Everything is truly dynamic -- a class can even change its type at runtime, which may be an acceptable solution to the circle-ellipse problem, or just super convenient while developing. More fundamentally, "compile" is a built-in function, not something you have to do with a separate program. "Disassemble" is built-in, too, so you can see what the compiler is doing and how optimized something is. You have full flexibility to define and redefine how your program works as it's running, no need to restart and lose state if you don't want to. Besides being killer for development (and all the differences in development experience comprise a big part of why I still think Lisp is great compared to non-Lisp), this gives you a powerful way to do production debugging and hot-fixing too -- a footgun you might not necessarily want most of the time, but you don't have to do anything special for it when you do want it. It can be very useful, e.g. if you've got a spacecraft 100 million miles from Earth https://flownet.com/gat/jpl-lisp.html I've also put some hobby stuff on a server, just deployed as a single binary, but built so that if I want to change it, I can either stop it, replace the binary, and start again, or just SSH in and with SSH forwarding connect to the live program with my editor and load the new code changes just like I would when developing locally, and thus have zero downtime.

Lastly, Lisp's solution to error handling goes beyond traditional exception handling. Again this ties into the development experience -- you have some compile-time warnings depending on the implementation (e.g. typos, undefined functions, bad types) but you'll hit runtime errors eventually, Lisp provides the condition system to help deal with them. It can be used for signaling non-errors, which has its uses, but what you'll see first are probably unhandled errors. By default one will drop you into a debugger where the error occurred, the stack isn't immediately unwound. Here you can do whatever -- inspect/change variables on different stack frame levels, recompile code if there's a way to fix things, restart computation at a specific frame... You'll also be given the option of "restarts", which might include just an "abort" that unwinds to the top level (possibly ending a thread) but can include custom actions as well that could resolve the error in different ways.

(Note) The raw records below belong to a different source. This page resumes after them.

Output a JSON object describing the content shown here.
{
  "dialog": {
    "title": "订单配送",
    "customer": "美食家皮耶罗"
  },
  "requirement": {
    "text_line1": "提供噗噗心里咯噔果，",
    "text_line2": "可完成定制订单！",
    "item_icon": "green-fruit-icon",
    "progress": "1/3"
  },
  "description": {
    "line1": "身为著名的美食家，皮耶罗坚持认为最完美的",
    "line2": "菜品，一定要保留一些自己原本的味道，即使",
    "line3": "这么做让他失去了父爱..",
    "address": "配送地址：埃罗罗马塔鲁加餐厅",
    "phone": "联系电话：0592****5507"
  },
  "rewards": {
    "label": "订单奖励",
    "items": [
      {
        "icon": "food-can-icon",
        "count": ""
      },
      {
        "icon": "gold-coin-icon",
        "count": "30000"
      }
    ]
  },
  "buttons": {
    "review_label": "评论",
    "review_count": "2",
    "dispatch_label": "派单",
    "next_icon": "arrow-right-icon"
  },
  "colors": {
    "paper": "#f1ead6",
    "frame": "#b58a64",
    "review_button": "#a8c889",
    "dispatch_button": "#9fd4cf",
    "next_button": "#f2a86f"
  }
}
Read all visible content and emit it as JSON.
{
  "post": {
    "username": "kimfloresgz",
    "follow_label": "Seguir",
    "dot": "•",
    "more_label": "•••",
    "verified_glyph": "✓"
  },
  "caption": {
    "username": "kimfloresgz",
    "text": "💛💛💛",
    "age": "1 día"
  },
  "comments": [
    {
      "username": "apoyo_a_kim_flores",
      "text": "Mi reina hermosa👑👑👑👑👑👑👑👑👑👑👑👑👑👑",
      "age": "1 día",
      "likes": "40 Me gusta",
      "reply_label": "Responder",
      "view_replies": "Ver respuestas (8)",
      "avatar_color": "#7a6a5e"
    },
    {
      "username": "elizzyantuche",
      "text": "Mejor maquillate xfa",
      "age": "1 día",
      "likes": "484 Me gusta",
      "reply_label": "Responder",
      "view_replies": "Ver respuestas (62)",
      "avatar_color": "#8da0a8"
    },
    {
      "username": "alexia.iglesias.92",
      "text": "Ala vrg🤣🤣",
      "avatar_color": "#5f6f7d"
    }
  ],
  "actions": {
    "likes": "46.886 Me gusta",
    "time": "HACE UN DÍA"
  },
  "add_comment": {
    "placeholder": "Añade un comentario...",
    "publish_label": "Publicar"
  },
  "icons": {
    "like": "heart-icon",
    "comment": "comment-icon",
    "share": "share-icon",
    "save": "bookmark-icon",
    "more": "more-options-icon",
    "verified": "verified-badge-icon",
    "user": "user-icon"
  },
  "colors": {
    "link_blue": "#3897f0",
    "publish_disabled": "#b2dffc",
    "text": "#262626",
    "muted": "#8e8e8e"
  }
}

For example, if you're parsing a CSV file and hit a value that is wrong somehow (empty, bad type, illegal value, bad word, whatever), your restarts might be to provide your own value or some default value (which will be used, and the computation resumes to parse the next value in the row), or skip the whole row (moving on to the next one), or skip the whole file (moving on to the next file, or finishing). Again this can be very useful while debugging, but in production you can either program in default resolutions (and a catch-all handler that logs unhandled errors, as usual) or give the choice to the user (in a friendlier way than exposing the debugger if you please).

You don't have to give up on anything, that's the beauty of Lisp. Here's a library from 1993: https://github.com/quil-lang/cmu-infix

Though personally I don't particularly find (+ 1 2 3 4 5) less readable than 1+2+3+4+5, and since most of my programs don't have math expressions much more complicated than that, even without cmu-infix I'd find the rest of the tradeoffs worth it, much like once I thought despite Python not having i++ or ++i it was still worthwhile. (In Lisp, by the way, one would use (incf i).)